L’Amant jaloux est l’un des opéras les plus commentés par Grétry dans ses écrits. Sans doute était-ce son opéra fétiche et cela se comprend. Le sujet est tiré d’une œuvre anglaise très appréciée à Londres pendant tout le siècle. Un critique avait d’ailleurs à l’époque déclaré que : « l’action était fort habilement gérée, et l’intrigue ingénieusement construite avec beaucoup d’esprit »1. Opinion que nous partageons tout à fait. Rapide et efficace, le propos resserré exploite à merveille les ressorts des marivaudages attendus mais délicieusement exploités, jamais ennuyeux. L’alternance des parties parlées avec les ariettes est rondement menée et contribue à l’équilibre de l’ensemble.
Puisque l’œuvre oscille entre parlé et chanté, il faut absolument des interprètes aussi à l’aise dans le jeu d’acteur que dans le chant. C’est là toute la réussite de la distribution rassemblée au Comique. Frédéric Antoun en Florival est à cet égard particulièrement convaincant. Tour à tour bretteur aux poses élégantes et engagé dans un monologue amoureux, il est à son aise dans tous les registres. Diction impeccable, allure de Fanfan la Tulipe lyrique, son timbre éclatant fait merveille dans les notes les plus éthérées avec des nuances sensuelles et des crescendos sûrs et sonores. Il impose à lui seul un rythme suivi à tout le spectacle. Vincent Billier, dans la foulée, est un Lopez barbon à souhait, rusé et rompu à y voir clair au-delà des apparences, personnage dont la bouteille est ici évidente à l’oreille comme au paraître, dans une tessiture agréablement profonde, ample et mûre, qui vient chatouiller fort agréablement le bas de la colonne vertébrale de l’auditeur. Brad Cooper est moins convaincant en Don Alonze, son accent très prononcé cassant la belle unité du reste de la distribution. Son timbre pourrait être plus séduisant et ses aigus laissent passablement à désirer. Maryline Fallot est une Jacinte pimpante et enjouée, parfaite dans le rôle de la soubrette complice et finaude. Son timbre velouté enveloppe de moelleux les moindres nuances de son phrasé impeccable et de l’expressivité de son chant sûr et amène. Le public de la salle Favart lui réserve un triomphe. Daphné Touchais est une superbe Isabelle, touchante, charmante et juvénile, à l’image de son rôle. Son chant majestueux et posé domine la distribution féminine, l’emportant sur les aigus hésitants de Magali Léger qu’on aurait souhaité voir plus magistrale en Léonore. Le jeu de la belle et exquise soprano n’est pas en cause, bien au contraire, mais les difficultés de ses cavatines et notamment son air de bravoure, « Je romps la chaîne qui m’engage », manquent d’assurance. Ses escalades chromatiques sont agressives et parfois dissonantes, mais sa performance d’ensemble reste mieux qu’honorable. Disons encore que tous les interprètes ont le physique du rôle, ce qui est un plaisir qu’on ne saurait bouder.

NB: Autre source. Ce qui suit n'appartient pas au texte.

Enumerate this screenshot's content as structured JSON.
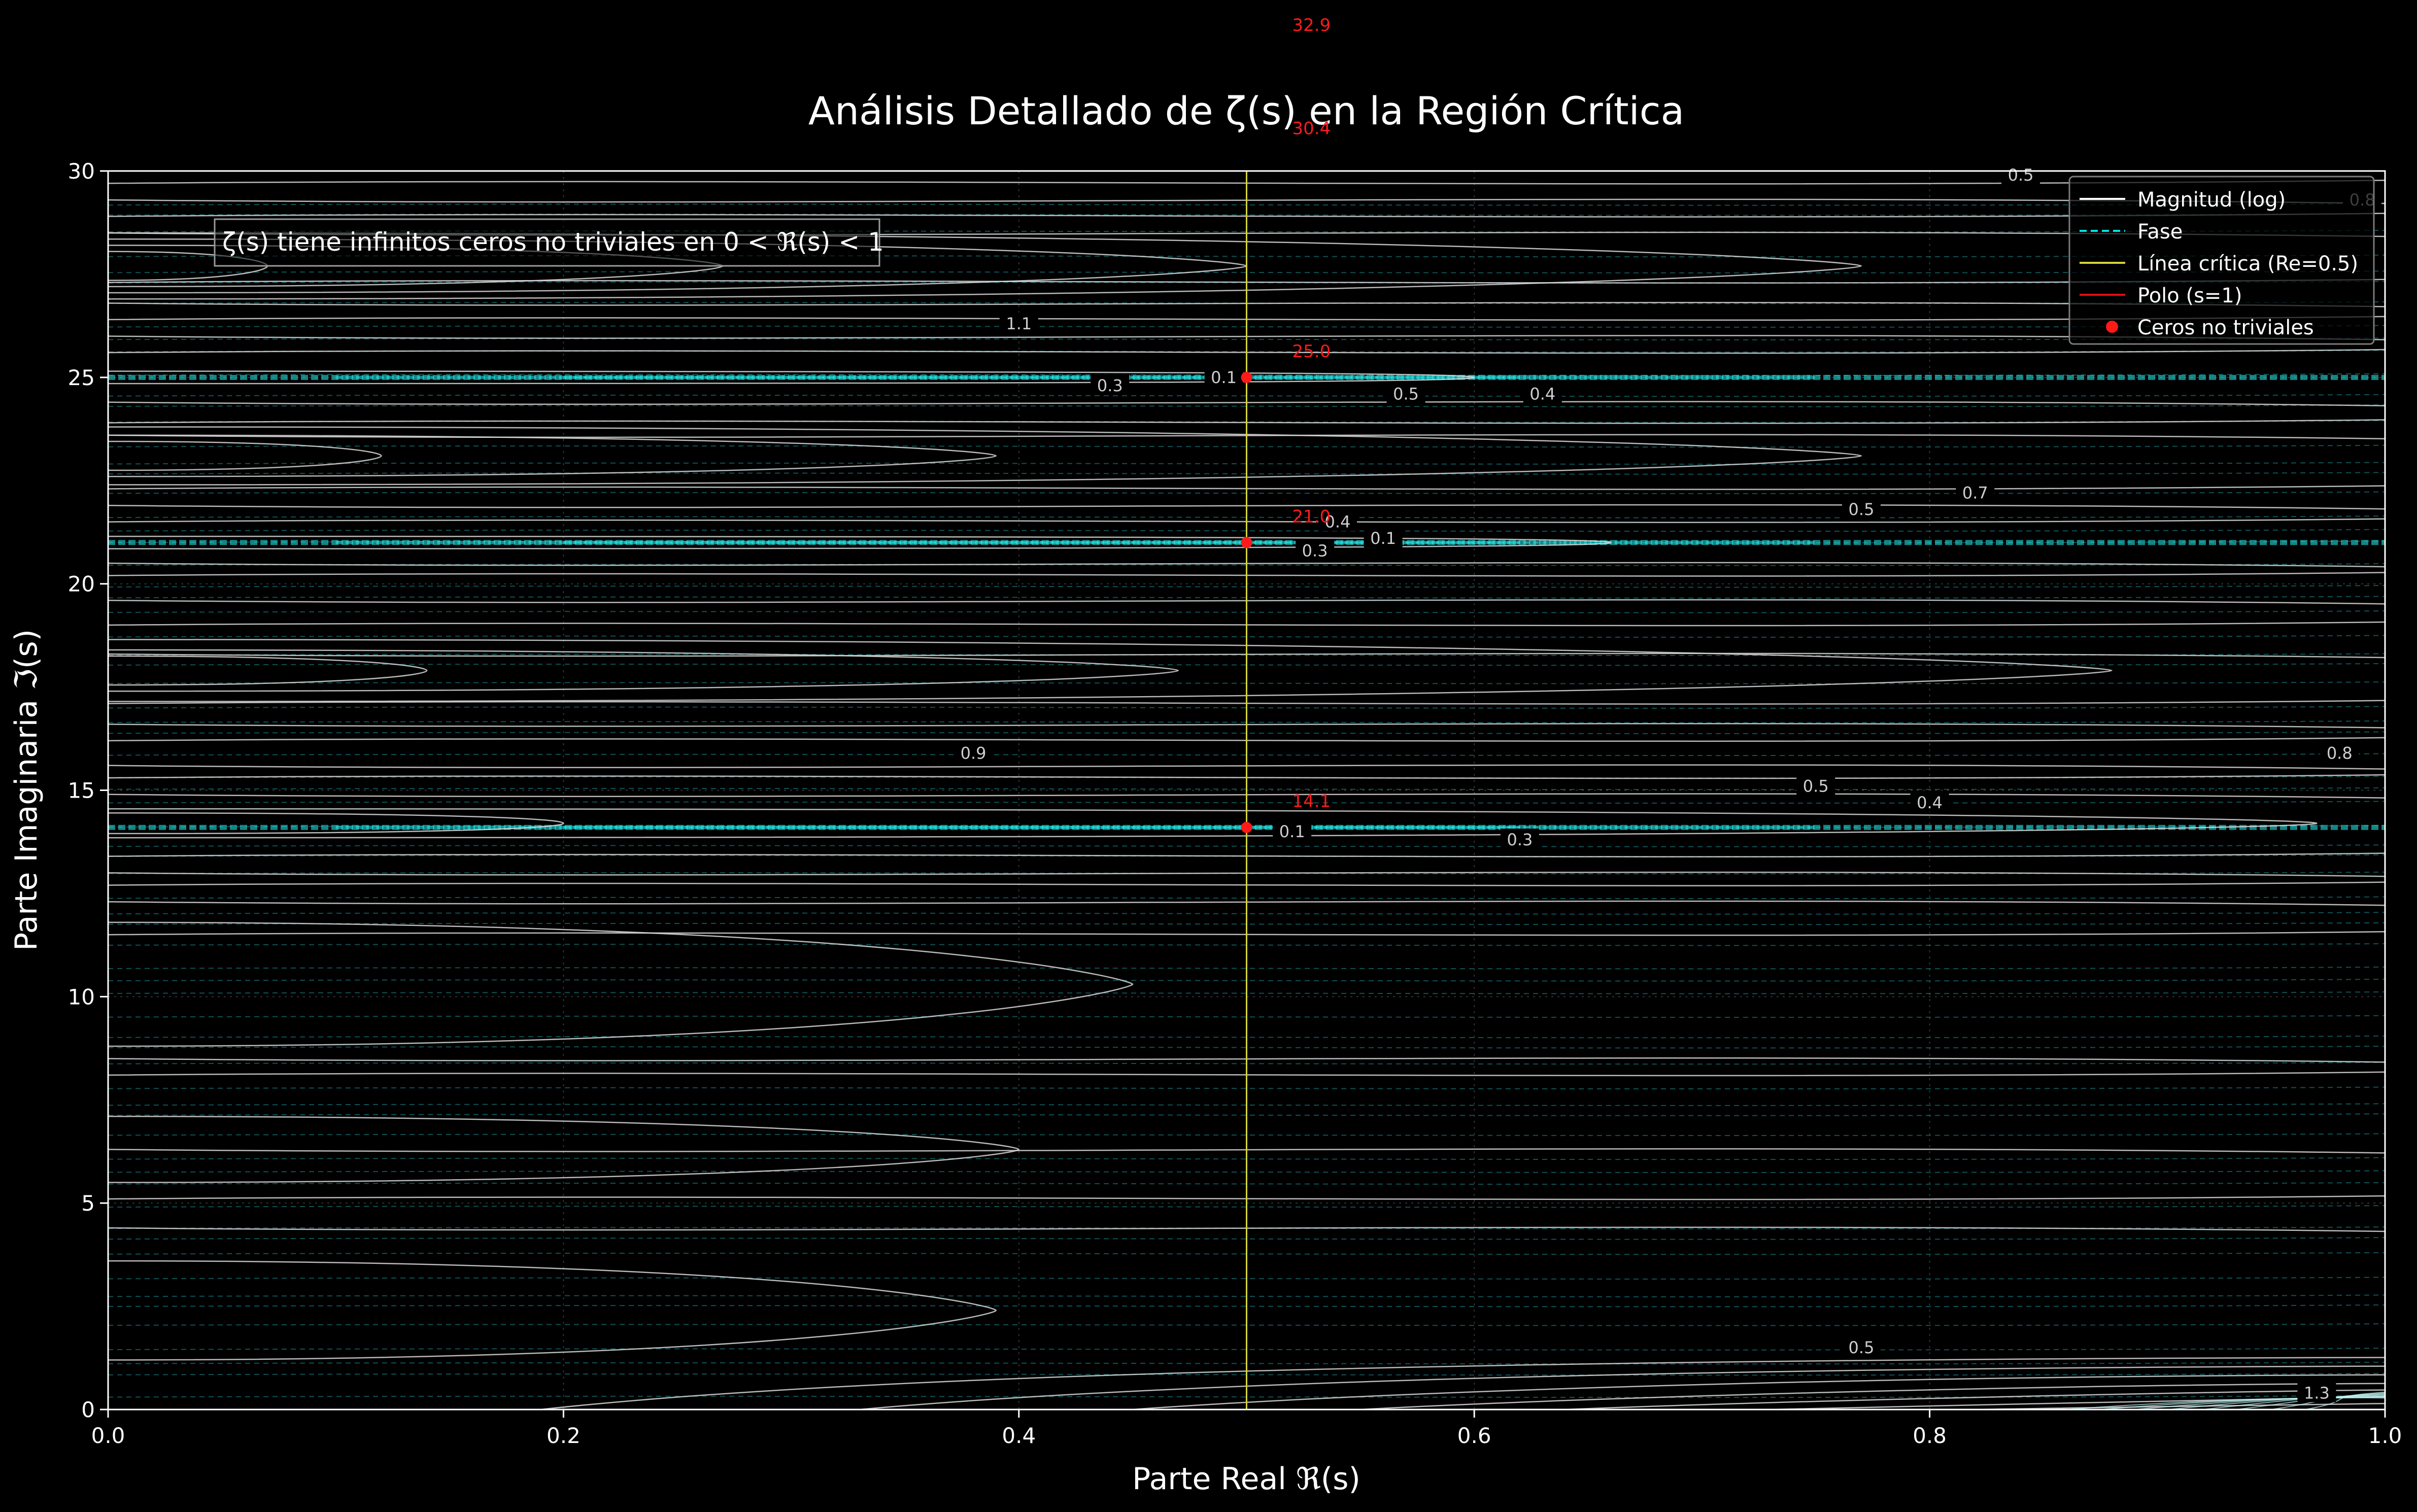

Depuis le xviiie siècle, on a parfaitement conscience de la difficulté que représente le passage du parler au chanter et retour. Tous les interprètes s’en tirent ici admirablement et contribuent à restituer à l’œuvre de Grétry sa rapidité et les enchaînements subtils de couleurs musicales et d’effets comiques emboîtés avec brio. Constamment sollicités, les sens du spectateur sont en perpétuel éveil et participent du foisonnement général toujours maîtrisé et juste. Comme le disait Grétry : « chaque musicien est obligé d’avoir l’œil sur l’acteur chantant ; c’est la seule manière de bien accompagner ». Certes, les musiciens du Cercle de l’Harmonie ne risquent pas de pouvoir suivre à la lettre ce précepte du fond de la fosse. Mais ils semblent avoir des yeux derrière la tête, tout à fait à l’unisson des acteurs-chanteurs, parfaitement dirigés par un Jérémie Rhorer inspiré. L’irruption de la mandoline est à cet égard exemplaire. Le tourbillon musical inventif et raffiné laisse ici apparaître ses ressorts avec justesse.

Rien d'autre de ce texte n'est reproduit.